Rick Asher (Art History)was awarded a Fulbright Specialist Fellowship for Southeast Asia, remotely lectured at the Pratt Institute at the University of Texas, worked with the Getty Foundation grant to the College Art Association.

Juliette Cherbuliez (French and Italian) published her new book, In the Wake of Medea (Fordham). Also, "The Sound of Theater: Crowds, Acoustics, Oration" in the open access, bilingual MIT publication: Databases, Revenues, and Repertory: The French Stage Online, 1680-1793 || Données, recettes, et repertoire. La Scène enligne (1680-1793):

Kathryn Reyerson (History) was named the Paul W. Frenzel Chair in Liberal Arts which is a three-year appointment.
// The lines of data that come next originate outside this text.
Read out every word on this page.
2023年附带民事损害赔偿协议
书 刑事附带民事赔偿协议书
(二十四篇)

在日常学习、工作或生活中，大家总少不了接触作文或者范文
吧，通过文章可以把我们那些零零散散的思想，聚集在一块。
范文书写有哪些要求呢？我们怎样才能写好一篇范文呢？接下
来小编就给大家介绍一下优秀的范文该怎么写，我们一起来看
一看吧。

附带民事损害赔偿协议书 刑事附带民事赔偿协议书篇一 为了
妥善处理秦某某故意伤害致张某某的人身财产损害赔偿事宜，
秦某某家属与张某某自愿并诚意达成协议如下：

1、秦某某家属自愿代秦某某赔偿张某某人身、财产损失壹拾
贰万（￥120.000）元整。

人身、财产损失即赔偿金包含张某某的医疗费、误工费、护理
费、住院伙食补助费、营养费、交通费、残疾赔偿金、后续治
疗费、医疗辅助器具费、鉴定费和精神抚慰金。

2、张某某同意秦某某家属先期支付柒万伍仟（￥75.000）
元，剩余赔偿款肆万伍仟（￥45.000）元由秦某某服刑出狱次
Benjamin Wiggins (University Libraries & History): Published Calculating Race: Racial Discrimination in Risk Assessment 

Kirsten Fischer (History) published American Freethinker: Elihu Palmer and the Struggle for Religious Freedom in the New Nation (University of Pennsylvania Press, 2020).
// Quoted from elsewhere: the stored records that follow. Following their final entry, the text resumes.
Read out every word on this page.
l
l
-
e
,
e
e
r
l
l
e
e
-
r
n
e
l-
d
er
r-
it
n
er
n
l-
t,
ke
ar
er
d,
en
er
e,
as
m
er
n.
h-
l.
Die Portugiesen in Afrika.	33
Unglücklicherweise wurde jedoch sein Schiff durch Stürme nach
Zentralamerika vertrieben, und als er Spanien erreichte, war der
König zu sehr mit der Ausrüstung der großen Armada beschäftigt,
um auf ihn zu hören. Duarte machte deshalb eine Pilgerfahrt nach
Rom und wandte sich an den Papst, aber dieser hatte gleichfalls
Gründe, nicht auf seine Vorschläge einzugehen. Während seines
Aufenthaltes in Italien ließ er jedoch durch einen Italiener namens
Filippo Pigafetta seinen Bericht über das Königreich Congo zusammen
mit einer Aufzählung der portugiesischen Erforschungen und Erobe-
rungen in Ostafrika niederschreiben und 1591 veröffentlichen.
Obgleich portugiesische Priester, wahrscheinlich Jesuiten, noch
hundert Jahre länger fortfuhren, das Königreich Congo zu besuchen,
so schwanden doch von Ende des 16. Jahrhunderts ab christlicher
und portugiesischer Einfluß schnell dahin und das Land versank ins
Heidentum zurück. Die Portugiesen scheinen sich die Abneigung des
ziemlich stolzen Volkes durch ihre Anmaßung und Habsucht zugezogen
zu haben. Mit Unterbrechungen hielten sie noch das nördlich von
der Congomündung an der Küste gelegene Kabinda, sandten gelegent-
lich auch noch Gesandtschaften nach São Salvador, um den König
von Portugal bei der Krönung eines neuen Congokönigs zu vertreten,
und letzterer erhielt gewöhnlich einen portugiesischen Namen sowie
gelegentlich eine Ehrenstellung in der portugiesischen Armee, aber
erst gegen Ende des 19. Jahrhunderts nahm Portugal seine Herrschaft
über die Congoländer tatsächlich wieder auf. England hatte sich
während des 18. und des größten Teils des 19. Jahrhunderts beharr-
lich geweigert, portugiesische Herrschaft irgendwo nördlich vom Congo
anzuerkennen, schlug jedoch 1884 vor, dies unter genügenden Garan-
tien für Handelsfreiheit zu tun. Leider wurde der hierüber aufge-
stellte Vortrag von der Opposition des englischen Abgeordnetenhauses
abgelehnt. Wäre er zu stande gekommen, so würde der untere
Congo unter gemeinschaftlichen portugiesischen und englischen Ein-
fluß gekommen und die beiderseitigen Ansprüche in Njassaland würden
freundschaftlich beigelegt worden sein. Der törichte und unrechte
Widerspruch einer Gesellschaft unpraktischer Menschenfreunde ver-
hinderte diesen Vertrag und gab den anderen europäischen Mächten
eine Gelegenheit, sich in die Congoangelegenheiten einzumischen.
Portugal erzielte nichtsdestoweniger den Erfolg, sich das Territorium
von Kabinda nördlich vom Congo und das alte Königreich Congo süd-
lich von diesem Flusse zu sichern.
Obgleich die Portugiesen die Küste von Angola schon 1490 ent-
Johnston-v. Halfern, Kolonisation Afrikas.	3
Howard Louthan (History) oversaw the publication of the second edition of the Center for Austrian Studies undergraduate yearbook: Central Europe

Katherine Scheil (English) published a co-edited book, Shakespeare and Biography

Marguerite Ragnow (James Ford Bell Library) was named a Fellow of the Society for the History of Discoveries at its annual meeting on November 14, 2020. She is the only the 21st Fellow of the Society and the 4th from the University of Minnesota.

Rachel Trocchio (English), together with JB Shank (History), has been heading a CSPW-sponsored workshop on Religion, Theology, Enlightenment. She has also recently published an article on transatlantic Puritanism and the 10 Lost Tribes in New England Quarterly.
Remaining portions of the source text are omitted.